Outliers: Meaning and Method To Find Them in Data.

An outlier is an observation that lies an abnormal distance from other values in a random sample from a population.
Causes of outlier.
The following are common of the causes of the existence of outlier in a data set:
- Data Entry Error - Human Error such as errors caused during data collection, recording, or entry.
- Data Processing Error - These are caused when manipulation or extraction of the data set is performed.
- Experimental Error - These errors are caused during data extraction or experiment planning or while performing an experiment.
Effect of outlier on a data set.
Outliers have a great impact on result of data analysis and statistical measures.
Some of the most common effects are:
- If the outliers are non-randomly distributed, they can decrease normality.
- It increases the error variance and reduces the power of statistical tests.
- They can cause bias and/or influence estimates.
- They can also affect the basic assumption of regression and other statistical models.
Method Of Finding Outliers
We can detect outliers easily in a data set with the help of five-number summary, which comprises the followings:
- Minimum
- First Quartile (Q1)
- Median
- Third Quartile (Q3)
- Maximum
Whenever we want to remove outliers, we have to define the Lower Fence and Higer Fence.
Minimum = Q1 - 1.5*IQR
Maximum = Q3+1.5*IQR
IQR (Interquartile Range) = Q3 - Q1
Q1 = 25%
Q3 = 75%
Let’s consider this data.
1, 2,2,2,3,3,4,5,5,5,6,6,6,6,7,8, 8, 9, 27
Step1
Find the value exists at Q1 = 25% and also Q3 = 75%
value = (percentile/100 ) * (n + 1)
n = 19
Q1 value= (25/100) * (19 + 1) th
Q1 value = 5 th
Steps2
Using the position number to find the value corresponds to it.
value: 1, 2,2,2,3,3,4,5,5,5,6,6,6,6,7,8, 8, 9, 27
Now take the value that likely fall in index of 5th
Therefore, Q1 value = 3
Q3 value= (75/100) * (19 + 1) th
Q3 value = 15th
Now take the value that likely fall in index of 15th
Therefore, Q3 value = 7
IQR = Q3 - Q1
IQR = 7 - 3
IQR = 4
Minimum = Q1–1.5*IQR
Minimum = 3 - 1.5 * 4
Minimum = -3
Maximum = Q3+1.5*IQR
Maximum = 7 + 1.5 * 4
Maxinum = 13
[-3 to 13] this means that any values below -3 and higher than 13 are considered an outlier.
We can also detect outliers in a data set with the help of python programming language.
A box plot is a standardized way of displaying the distribution of data based on a five-number summary (“minimum”, first quartile (Q1), median, third quartile (Q3), and “maximum”).

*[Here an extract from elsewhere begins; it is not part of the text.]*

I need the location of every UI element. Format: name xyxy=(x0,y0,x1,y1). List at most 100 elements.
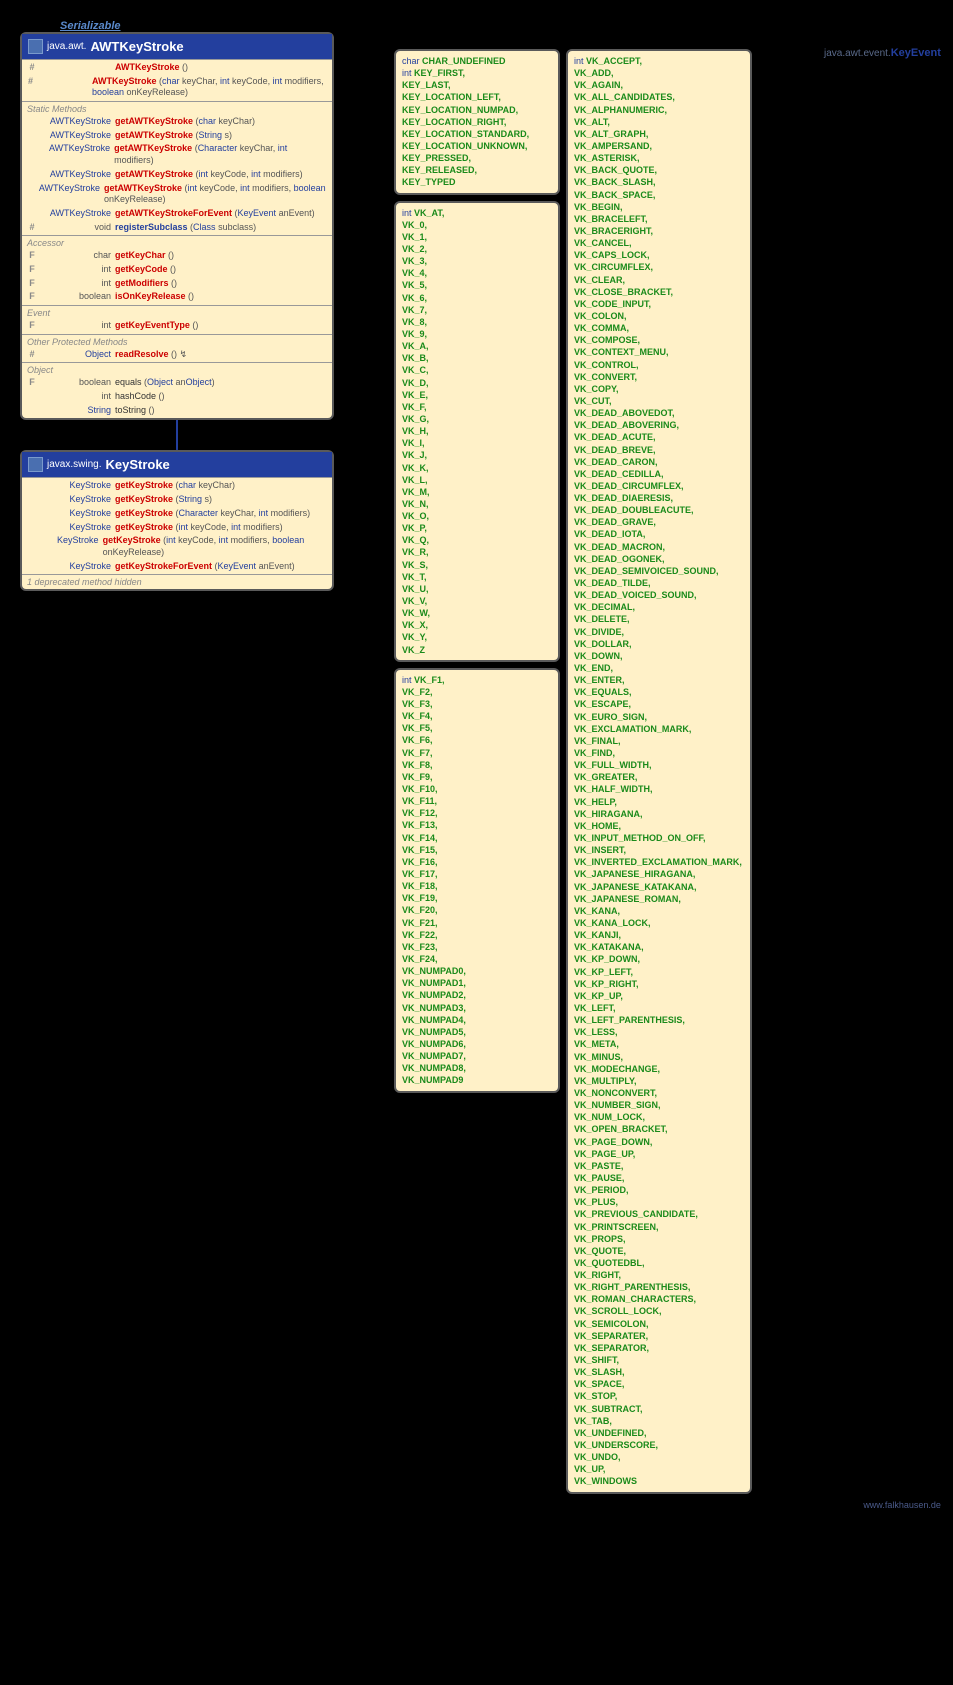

It can tell you about your outliers and what their values are. It can also tell you if your data is symmetrical, how tightly your data is grouped, and if and how your data is skewed.

# Import libraries
import matplotlib.pyplot as plt
import numpy as np
# Creating dataset
np.random.seed(10)
data = np.random.normal(100, 20, 200)
fig = plt.figure(figsize =(10, 7))
# Creating plot
plt.boxplot(data)
# show plot
plt.show()
Output:

The diagram let’s understand that any values below 60 and higher than 150 are considered as outliers.